JULIA Nun, bei Sankt Peters Kirch und Petrus selbst, Er soll mich nicht als frohe Braut geleiten! Mich wundert diese Eil, daß ich vermählt Muß werden, eh mein Freier kommt zu werben. Ich bitt Euch, gnädge Frau, sagt meinem Vater Und Herrn, ich wollte noch mich nicht vermählen, Und wenn ichs tue, schwör ich: Romeo, Von dem Ihr wißt, ich haß ihn, soll es lieber Als Paris sein.--Fürwahr, das ist wohl Zeitung!

GRÄFIN CAPULET Da kommt dein Vater, sag du selbst ihm das, Sieh, wie er sichs von dir gefallen läßt.

(Capulet und die Wärterin kommen.)

CAPULET Die Luft sprüht Tau beim Sonnenuntergang, Doch bei dem Untergange meines Neffen, Da gießt der Regen recht. Was? Eine Traufe, Mädchen? Stets in Tränen? Stets Regenschauer? In so kleinem Körper Spielst du auf einmal See und Wind und Kahn, Denn deine Augen ebben stets und fluten Von Tränen wie die See; dein Körper ist der Kahn, Der diese salzge Flut befährt; die Seufzer Sind Winde, die, mit deinen Tränen tobend, Wie die mit ihnen, wenn nicht Stille plötzlich Erfolgt, den hin und her geworfnen Körper Zertrümmern werden.--Nun, wie steht es, Frau? Hast du ihr unsern Ratschluß hinterbracht?

GRÄFIN CAPULET Ja, doch sie will es nicht, sie dankt Euch sehr. Wär doch die Törin ihrem Grab vermählt!

CAPULET Sacht, rede deutlich, rede deutlich, Frau! Was? Will sie nicht? Weiß sie uns keinen Dank? Ist sie nicht stolz? Schätzt sie sich nicht beglückt, Daß wir solch einen würdgen Herrn vermocht, Trotz ihrem Unwert, ihr Gemahl zu sein?

JULIA Nicht stolz darauf, doch dankbar, daß Ihrs tatet. Stolz kann ich nie auf das sein, was ich hasse, Doch dankbar selbst für Haß, gemeint wie Liebe.

CAPULET Ei seht mir, seht mir! Kramst du Weisheit aus? Stolz--und ich dank Euch--ner Schleife hin. Pfui, du bleichsüchtges Ding, du lose Dirne! Du Talggesicht!

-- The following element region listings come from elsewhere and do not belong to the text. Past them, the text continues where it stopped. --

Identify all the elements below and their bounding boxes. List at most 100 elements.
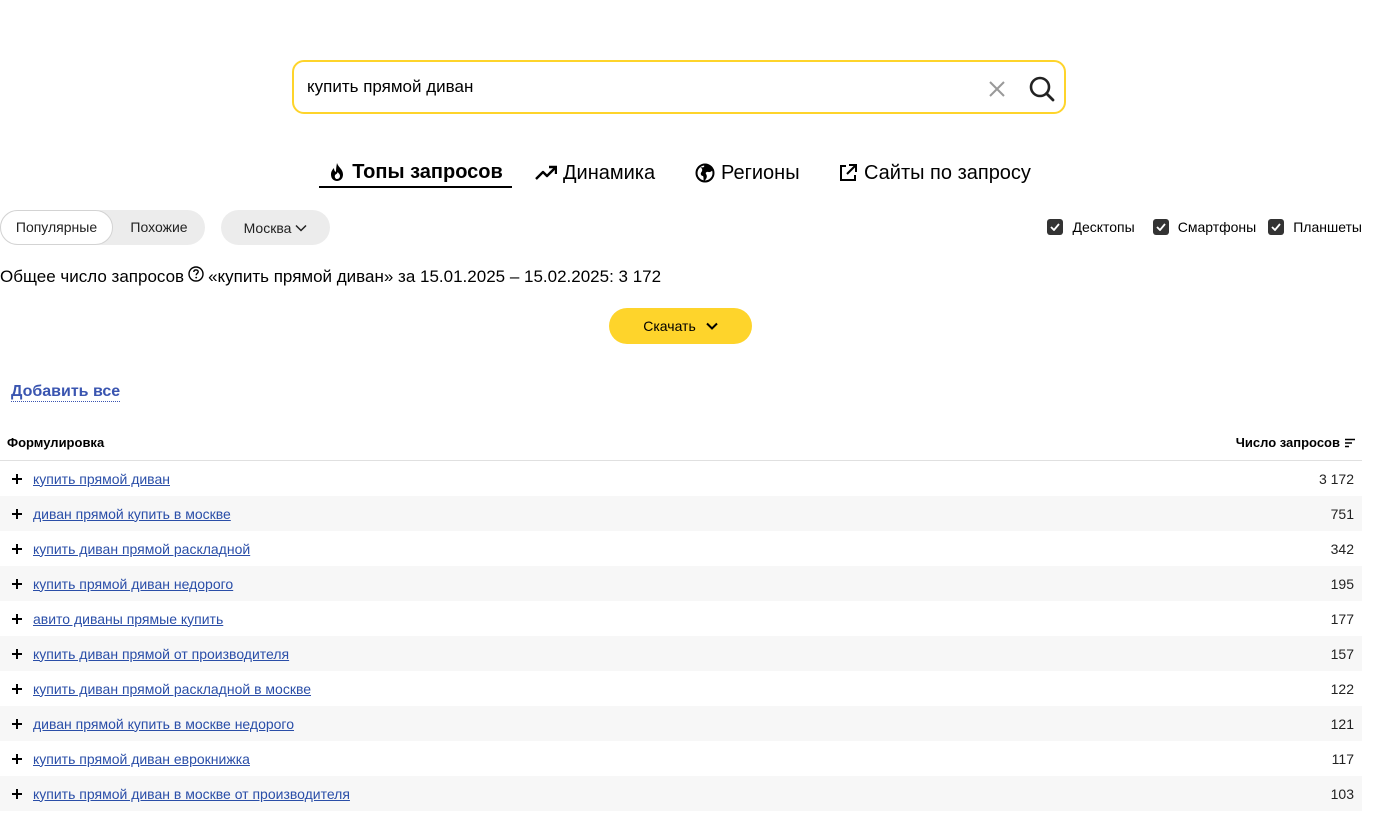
query-count: 117 [1331, 750, 1354, 767]
tab-tops[interactable]: Топы запросов [319, 158, 512, 188]
search-input[interactable] [307, 72, 967, 102]
results-table: Формулировка Число запросов купить прямо… [0, 425, 1362, 811]
region-select[interactable]: Москва [221, 210, 330, 245]
plus-icon[interactable] [11, 753, 23, 765]
phrase-link[interactable]: купить прямой диван еврокнижка [33, 751, 250, 767]
check-icon [1271, 223, 1281, 231]
table-header: Формулировка Число запросов [0, 425, 1362, 461]
table-row: купить прямой диван 3 172 [0, 461, 1362, 496]
table-row: купить диван прямой раскладной в москве 1… [0, 671, 1362, 706]
query-count: 103 [1330, 785, 1354, 802]
fire-icon [331, 163, 344, 181]
external-link-icon [840, 164, 857, 181]
mode-similar[interactable]: Похожие [113, 210, 205, 245]
plus-icon[interactable] [11, 473, 23, 485]
tabs: Топы запросов Динамика Регионы Сайты по … [0, 158, 1385, 190]
plus-icon[interactable] [11, 648, 23, 660]
help-icon[interactable] [188, 266, 204, 287]
row-left: диван прямой купить в москве [0, 506, 231, 522]
tab-label: Сайты по запросу [864, 161, 1031, 184]
tab-label: Регионы [721, 161, 800, 184]
row-left: купить прямой диван в москве от производ… [0, 786, 350, 802]
column-count-label: Число запросов [1235, 435, 1340, 450]
table-row: купить диван прямой раскладной 342 [0, 531, 1362, 566]
device-label: Десктопы [1072, 219, 1135, 235]
query-count: 3 172 [1318, 470, 1354, 487]
mode-popular[interactable]: Популярные [0, 210, 113, 245]
mode-switch: Популярные Похожие [0, 210, 205, 245]
table-row: купить диван прямой от производителя 157 [0, 636, 1362, 671]
tab-label: Топы запросов [352, 160, 503, 183]
phrase-link[interactable]: купить диван прямой раскладной [33, 541, 250, 557]
phrase-link[interactable]: авито диваны прямые купить [33, 611, 223, 627]
device-smartphone[interactable]: Смартфоны [1152, 219, 1257, 235]
trend-up-icon [535, 165, 557, 180]
plus-icon[interactable] [11, 788, 23, 800]
phrase-link[interactable]: купить прямой диван недорого [33, 576, 233, 592]
check-icon [1050, 223, 1061, 231]
table-row: авито диваны прямые купить 177 [0, 601, 1362, 636]
chevron-down-icon [706, 322, 718, 330]
sort-icon [1345, 438, 1355, 447]
table-body: купить прямой диван 3 172 диван прямой куп… [0, 461, 1362, 811]
table-row: диван прямой купить в москве недорого 121 [0, 706, 1362, 741]
table-row: диван прямой купить в москве 751 [0, 496, 1362, 531]
check-icon [1156, 223, 1166, 231]
tab-dynamics[interactable]: Динамика [535, 158, 655, 188]
checkbox[interactable] [1268, 219, 1285, 235]
row-left: купить диван прямой раскладной [0, 541, 250, 557]
checkbox[interactable] [1152, 219, 1169, 235]
query-count: 122 [1330, 680, 1354, 697]
phrase-link[interactable]: диван прямой купить в москве [33, 506, 231, 522]
column-count-header[interactable]: Число запросов [1236, 435, 1362, 450]
summary-text: «купить прямой диван» за 15.01.2025 – 15… [208, 266, 662, 286]
search-icon[interactable] [1028, 75, 1056, 103]
column-phrase-header: Формулировка [7, 435, 105, 450]
query-count: 121 [1330, 715, 1354, 732]
device-desktop[interactable]: Десктопы [1047, 219, 1135, 235]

GRÄFIN CAPULET O pfui! Seid Ihr von Sinnen?

JULIA Ich fleh Euch auf den Knien, mein guter Vater, Hört mit Geduld ein einzig Wort nur an!

CAPULET Geh mir zum Henker, widerspenstge Dirne! Ich sage dirs: zur Kirch auf Donnerstag, Sonst komm mir niemals wieder vors Gesicht. Sprich nicht! Erwidre nicht! Gib keine Antwort! Die Finger jucken mir. O Weib, wir glaubten Uns kaum genug gesegnet, weil uns Gott Dies eine Kind nur sandte; doch nun seh ich, Dies eine war um eines schon zuviel, Und nur ein Fluch ward uns in ihr beschert. Du Hexe!

WÄRTERIN Gott im Himmel segne sie! Eur Gnaden tun nicht wohl, sie so zu schelten.

CAPULET Warum, Frau Weisheit? Haltet Euern Mund, Prophetin! Schnattert mit Gevatterinnen!

WÄRTERIN Ich sage keine Schelmstück!

CAPULET Geht mit Gott!

WÄRTERIN Darf man nicht sprechen?

CAPULET Still doch, altes Waschmaul! Spart Eure Predigt zum Gevatterschmaus; Hier brauchen wir sie nicht.